Kubu Raya, thetanjungpuratimes.com – Kepala Bidang (Kabid) Pembinaan SMP Dinas Pendidikan dan Kebudayaan (Disdikbud) Kabupaten Kubu Raya, Syarif M. Firdaus mengatakan bahwa siswa dan siswi tingkat Sekolah Menengah Pertama (SMP) masih terlalu dini untuk menggunakan kendaraan roda dua.
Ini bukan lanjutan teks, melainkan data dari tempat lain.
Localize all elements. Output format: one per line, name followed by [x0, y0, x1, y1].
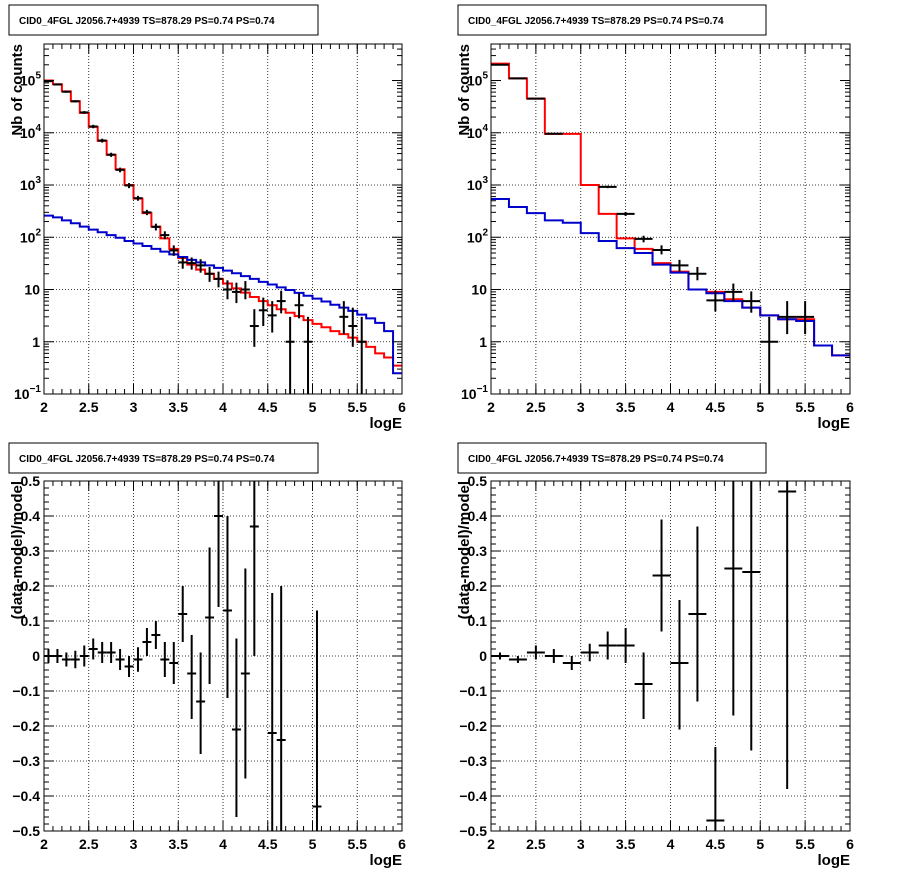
series-step-line: [44, 79, 402, 367]
x-axis-title: logE: [818, 852, 851, 869]
x-tick-label: 6: [846, 836, 854, 852]
series-step-line: [44, 214, 402, 375]
plot-area: [44, 79, 402, 394]
x-tick-label: 3.5: [169, 399, 189, 415]
title-box: [8, 442, 319, 474]
y-tick-label: 10−1: [461, 384, 488, 402]
y-tick-label: −0.2: [459, 718, 487, 734]
y-axis-title: Nb of counts: [9, 44, 26, 136]
x-tick-label: 4: [667, 399, 675, 415]
y-tick-label: 0.4: [468, 508, 488, 524]
x-tick-label: 3: [130, 836, 138, 852]
x-tick-label: 2: [40, 836, 48, 852]
y-tick-label: 0: [32, 648, 40, 664]
y-tick-label: −0.3: [459, 753, 487, 769]
x-tick-label: 4: [667, 836, 675, 852]
x-tick-label: 4.5: [706, 836, 726, 852]
x-axis-title: logE: [370, 415, 403, 432]
chart-title: CID0_4FGL J2056.7+4939 TS=878.29 PS=0.74…: [468, 454, 724, 465]
series-step-line: [491, 197, 850, 357]
y-tick-label: 103: [20, 175, 42, 193]
plot-area: [44, 481, 322, 831]
x-tick-label: 6: [398, 836, 406, 852]
x-tick-label: 3: [577, 399, 585, 415]
y-tick-label: 0.4: [21, 508, 41, 524]
y-tick-label: 102: [467, 227, 489, 245]
x-tick-label: 2.5: [526, 836, 546, 852]
y-tick-label: 103: [467, 175, 489, 193]
x-tick-label: 5.5: [795, 836, 815, 852]
x-tick-label: 2: [487, 399, 495, 415]
x-tick-label: 5: [756, 399, 764, 415]
y-tick-label: 0.5: [468, 473, 488, 489]
plot-area: [491, 481, 797, 831]
x-tick-label: 4: [219, 836, 227, 852]
y-tick-label: −0.2: [12, 718, 40, 734]
x-tick-label: 5.5: [795, 399, 815, 415]
x-tick-label: 3.5: [169, 836, 189, 852]
y-tick-label: −0.4: [459, 788, 487, 804]
x-axis-title: logE: [818, 415, 851, 432]
y-tick-label: 0.1: [468, 613, 488, 629]
y-tick-label: 0.2: [468, 578, 488, 594]
y-tick-label: 0.5: [21, 473, 41, 489]
y-tick-label: 0: [479, 648, 487, 664]
x-tick-label: 5: [309, 836, 317, 852]
x-tick-label: 6: [398, 399, 406, 415]
x-tick-label: 2.5: [79, 399, 99, 415]
chart-counts-right: CID0_4FGL J2056.7+4939 TS=878.29 PS=0.74…: [456, 4, 854, 432]
y-tick-label: −0.5: [459, 823, 487, 839]
chart-title: CID0_4FGL J2056.7+4939 TS=878.29 PS=0.74…: [468, 16, 724, 27]
chart-title: CID0_4FGL J2056.7+4939 TS=878.29 PS=0.74…: [19, 16, 275, 27]
y-tick-label: 0.3: [21, 543, 41, 559]
x-tick-label: 4.5: [258, 399, 278, 415]
y-axis-title: Nb of counts: [456, 44, 473, 136]
y-tick-label: 102: [20, 227, 42, 245]
y-tick-label: 10−1: [14, 384, 41, 402]
x-tick-label: 3: [130, 399, 138, 415]
y-axis-title: (data-model)/model: [9, 481, 26, 619]
y-tick-label: 105: [467, 71, 489, 89]
x-axis-title: logE: [370, 852, 403, 869]
y-tick-label: 104: [467, 123, 489, 141]
x-tick-label: 4.5: [706, 399, 726, 415]
y-tick-label: −0.1: [12, 683, 40, 699]
x-tick-label: 5.5: [348, 836, 368, 852]
x-tick-label: 6: [846, 399, 854, 415]
title-box: [8, 4, 319, 36]
x-tick-label: 5: [309, 399, 317, 415]
x-tick-label: 2.5: [526, 399, 546, 415]
plot-area: [491, 62, 850, 394]
y-tick-label: 10: [24, 282, 40, 298]
y-tick-label: 1: [479, 334, 487, 350]
x-tick-label: 2: [487, 836, 495, 852]
x-tick-label: 2.5: [79, 836, 99, 852]
chart-title: CID0_4FGL J2056.7+4939 TS=878.29 PS=0.74…: [19, 454, 275, 465]
x-tick-label: 4.5: [258, 836, 278, 852]
y-tick-label: −0.1: [459, 683, 487, 699]
y-tick-label: 10: [471, 282, 487, 298]
chart-residual-left: CID0_4FGL J2056.7+4939 TS=878.29 PS=0.74…: [8, 442, 406, 869]
chart-counts-left: CID0_4FGL J2056.7+4939 TS=878.29 PS=0.74…: [8, 4, 406, 432]
y-tick-label: 0.3: [468, 543, 488, 559]
chart-residual-right: CID0_4FGL J2056.7+4939 TS=878.29 PS=0.74…: [456, 442, 854, 869]
y-axis-title: (data-model)/model: [456, 481, 473, 619]
y-tick-label: −0.3: [12, 753, 40, 769]
x-tick-label: 3: [577, 836, 585, 852]
y-tick-label: 0.1: [21, 613, 41, 629]
x-tick-label: 2: [40, 399, 48, 415]
y-tick-label: 1: [32, 334, 40, 350]
y-tick-label: 0.2: [21, 578, 41, 594]
y-tick-label: 104: [20, 123, 42, 141]
x-tick-label: 5: [756, 836, 764, 852]
title-box: [457, 4, 767, 36]
y-tick-label: −0.4: [12, 788, 40, 804]
x-tick-label: 4: [219, 399, 227, 415]
x-tick-label: 3.5: [616, 399, 636, 415]
x-tick-label: 5.5: [348, 399, 368, 415]
y-tick-label: −0.5: [12, 823, 40, 839]
title-box: [457, 442, 767, 474]
y-tick-label: 105: [20, 71, 42, 89]
x-tick-label: 3.5: [616, 836, 636, 852]
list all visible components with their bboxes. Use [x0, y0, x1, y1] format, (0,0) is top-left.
“Kami juga tidak ingin seperti aturan yang sudah diberlakukan di Kota Pontianak yang melarang penggunaan kendaraan bermotor khususnya bagi siswa-siswi SMP, ujarnya, Selasa (7/2).

Dirinya menerangkan, Disdikbud Kabupaten Kubu Raya tidak bisa melarang para siswa-siswi dalam menggunakan kendaraan roda dua, karena mengingat luasnya wilayah, serta jarak yang jauh antara sekolah dengan rumah pelajar tersebut.

Menurut dia, ketika kendaraan roda dua menjadi salah satu alternatif bertranportasi untuk para siswa-siswi SMP, sedangkan larangan memakai roda dua diterapkan, namun larangan itu tetap dlanggar, pelarangan itu sia-sia saja dterapkan.

“Ketika penggunaan kendaraan roda dua membahayakan mereka tentu mereka akan berpikir tidak akan menggunakannya. Maka dari itu kita minta agarpara murid lebih menyadari aturan-aturan penggunaan roda dua,” jelas dia.

Dirinya mengimbau, dalam penggunaan kendaraan roda dua khusus murid SMP di Kabupaten Kubu Raya, agar lebih berhati-hati dalam berkendara. Walupun kendaraan roda dua, kini telah menjadi kebutuhan bagi mereka.

“Pada umur segitu sudah dipastikan mereka tidak mempunyai Surat Izin Mengemudi (SIM). Hanya saja, kalau bisa pihak orang tua juga bisa membatasi penggunaan roda dua tersebut, apabila memungkinkan orang tua bisa mengantar jemput anak-anak mereka,” tutupnya.